Ours is bad due t several factors. First, the valley is a place where you are more likely to get a larger amount of water. Second, our house is old (built in 1898), and wasn’t designed to be heat efficient, so heat gets to the roof more (though, if we had some serious coal heat, it would probably melt all the snow as it fell …). And third, the people who owned the house before we did had the bathroom just under the valley redone, and the contractors took out a bunch of the plaster, leaving an open space for hot air to go right up in under the roof and heat the snow just on the outside so the water flows down to the colder roof and freezes.
The major way to deal with an ice dam is to carve a channel through the ice to allow the backed up water to escape. The first step toward doing this is to clear the snow away from the dam and as far up the roof from it as you can, because snow not only can melt to make more water, but also provides a layer of insulation that allows your roof to be warmer which can also lead to more water.
The second step is to cut the channel. A relatively quick and easy way to do this is with a steam-cleaner. I used our Wagner 915, and it worked well, though with 8-10” of ice, it took several tankfulls of steam to cut channels and remove a large section of ice in the valley.
While this might seem slow, it is really safe for the roof, unlike trying to use a propane torch, heat gun/paint stripper, or even a hammer or hatchet.
Another option is to use calcium chloride (which melts ice at -25 degrees F), magnesium chloride (which melts ice at 0 degrees F), or rock salt (which melts ice at +25 degrees F) as a melting agent that is laid on the ice in a line to melt a channel. An easy way to insure that you have enough in the right place is to fill am old stocking or one leg of an old pair of pantyhose with the melting agent, and lay it so that it crosses the entire ice dam from the roof above the dam to where it can just hang over the edge. This will ensure that you melt a nice channel down through the dam, and if you have enough of a melting agent in the stocking, it can keep the channel open even after further snowfall and melting.
These channels, once opened up, allow the new melt-water to make it over the edge of the roof, perhaps giving you icicles, but keeping it from building up and causing damage inside the house.
There are some preventative options.
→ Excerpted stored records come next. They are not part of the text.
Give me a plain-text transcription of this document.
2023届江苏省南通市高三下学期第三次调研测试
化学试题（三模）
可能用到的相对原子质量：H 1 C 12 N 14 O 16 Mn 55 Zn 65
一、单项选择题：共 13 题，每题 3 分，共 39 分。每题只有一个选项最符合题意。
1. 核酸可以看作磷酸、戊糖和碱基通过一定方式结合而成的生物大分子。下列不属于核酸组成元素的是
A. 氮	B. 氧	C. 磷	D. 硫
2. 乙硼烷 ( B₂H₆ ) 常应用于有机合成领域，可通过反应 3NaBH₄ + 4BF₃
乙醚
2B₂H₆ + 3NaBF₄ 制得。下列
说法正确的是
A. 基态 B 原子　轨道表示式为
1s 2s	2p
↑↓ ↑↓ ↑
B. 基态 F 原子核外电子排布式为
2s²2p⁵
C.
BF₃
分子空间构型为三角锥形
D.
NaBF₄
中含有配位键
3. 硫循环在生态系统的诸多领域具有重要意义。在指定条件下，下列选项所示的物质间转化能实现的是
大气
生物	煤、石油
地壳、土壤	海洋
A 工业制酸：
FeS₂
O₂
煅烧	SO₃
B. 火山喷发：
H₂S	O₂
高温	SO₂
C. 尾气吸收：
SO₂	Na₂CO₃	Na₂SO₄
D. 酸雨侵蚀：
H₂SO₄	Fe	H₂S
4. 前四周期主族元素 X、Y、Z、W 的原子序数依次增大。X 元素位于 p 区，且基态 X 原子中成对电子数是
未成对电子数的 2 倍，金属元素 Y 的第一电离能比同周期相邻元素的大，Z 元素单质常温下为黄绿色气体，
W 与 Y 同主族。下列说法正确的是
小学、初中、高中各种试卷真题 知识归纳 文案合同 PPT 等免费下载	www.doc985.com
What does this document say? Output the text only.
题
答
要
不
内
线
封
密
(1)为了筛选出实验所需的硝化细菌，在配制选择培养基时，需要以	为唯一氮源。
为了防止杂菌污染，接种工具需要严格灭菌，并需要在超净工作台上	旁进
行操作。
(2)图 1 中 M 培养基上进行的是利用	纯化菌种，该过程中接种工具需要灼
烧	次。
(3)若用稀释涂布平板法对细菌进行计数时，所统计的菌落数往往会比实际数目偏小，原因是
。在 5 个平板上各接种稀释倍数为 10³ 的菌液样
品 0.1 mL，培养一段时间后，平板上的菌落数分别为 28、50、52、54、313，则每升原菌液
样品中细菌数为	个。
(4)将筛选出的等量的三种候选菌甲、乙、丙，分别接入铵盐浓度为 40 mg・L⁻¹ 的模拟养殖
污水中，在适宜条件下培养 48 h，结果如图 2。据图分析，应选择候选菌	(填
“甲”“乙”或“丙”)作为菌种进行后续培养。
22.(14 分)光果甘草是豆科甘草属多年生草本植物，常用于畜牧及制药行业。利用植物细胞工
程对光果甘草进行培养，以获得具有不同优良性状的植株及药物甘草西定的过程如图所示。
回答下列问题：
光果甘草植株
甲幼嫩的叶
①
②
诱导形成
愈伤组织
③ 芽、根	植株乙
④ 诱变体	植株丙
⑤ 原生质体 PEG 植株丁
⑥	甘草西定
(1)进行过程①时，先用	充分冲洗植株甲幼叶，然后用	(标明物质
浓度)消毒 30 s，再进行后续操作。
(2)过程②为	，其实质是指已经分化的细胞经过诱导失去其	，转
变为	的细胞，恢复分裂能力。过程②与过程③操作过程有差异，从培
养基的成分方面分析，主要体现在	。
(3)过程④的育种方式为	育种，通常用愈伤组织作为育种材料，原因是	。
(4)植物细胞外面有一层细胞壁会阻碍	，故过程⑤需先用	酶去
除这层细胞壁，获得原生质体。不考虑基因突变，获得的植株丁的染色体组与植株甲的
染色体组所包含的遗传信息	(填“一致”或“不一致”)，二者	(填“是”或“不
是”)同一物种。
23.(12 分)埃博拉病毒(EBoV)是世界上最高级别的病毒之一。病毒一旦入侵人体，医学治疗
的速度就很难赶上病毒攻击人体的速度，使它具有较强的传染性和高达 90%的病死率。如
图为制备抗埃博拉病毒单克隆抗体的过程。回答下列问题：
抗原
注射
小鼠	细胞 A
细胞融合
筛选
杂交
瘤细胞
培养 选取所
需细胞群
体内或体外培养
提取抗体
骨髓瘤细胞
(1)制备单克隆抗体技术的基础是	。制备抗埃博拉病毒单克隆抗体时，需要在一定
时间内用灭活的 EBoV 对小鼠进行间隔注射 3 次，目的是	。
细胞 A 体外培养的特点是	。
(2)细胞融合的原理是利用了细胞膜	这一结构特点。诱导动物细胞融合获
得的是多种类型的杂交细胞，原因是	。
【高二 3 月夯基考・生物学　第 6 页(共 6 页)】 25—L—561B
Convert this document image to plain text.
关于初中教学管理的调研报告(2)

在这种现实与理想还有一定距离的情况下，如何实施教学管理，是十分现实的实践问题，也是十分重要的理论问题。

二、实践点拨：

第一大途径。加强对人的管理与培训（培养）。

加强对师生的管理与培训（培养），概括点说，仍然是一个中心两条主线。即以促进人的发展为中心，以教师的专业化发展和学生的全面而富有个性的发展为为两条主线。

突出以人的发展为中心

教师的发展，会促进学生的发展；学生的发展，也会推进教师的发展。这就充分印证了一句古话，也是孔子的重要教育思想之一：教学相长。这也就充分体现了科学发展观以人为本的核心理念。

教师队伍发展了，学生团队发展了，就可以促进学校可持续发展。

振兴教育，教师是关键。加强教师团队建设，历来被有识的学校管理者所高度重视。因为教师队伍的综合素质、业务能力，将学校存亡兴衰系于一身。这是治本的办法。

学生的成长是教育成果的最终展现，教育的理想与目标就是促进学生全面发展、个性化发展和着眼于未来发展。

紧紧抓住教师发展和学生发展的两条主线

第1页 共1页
Home Depot offers some calcium chloride bricks that you put up on your roof where you normally get ice dams before it snows and they will melt the snowfall and keep it liquid as it runs off the roof. They are supposedly good for 12″ of snow before needing to be replaced, but realize that that’s about an inch of rain, if you are in a location that might go back and forth between liquid and solid forms of precipitation.
Another option would be to get a ‘heat tape’ or ‘heat line’ to run along your roof and gutters.
Most all of these are ON as soon as you plug them in, so there are some temperature-based controllers that will turn them on when the temperature drops below a certain threshold, and turn them off when the temperature warms up enough, thus saving you on electricity costs, and from overheating your roofing.
These lines are clipped to your shingles and are usually run in a zig-zag along the eaves to provide channels over the cooler overhang parts of the roof.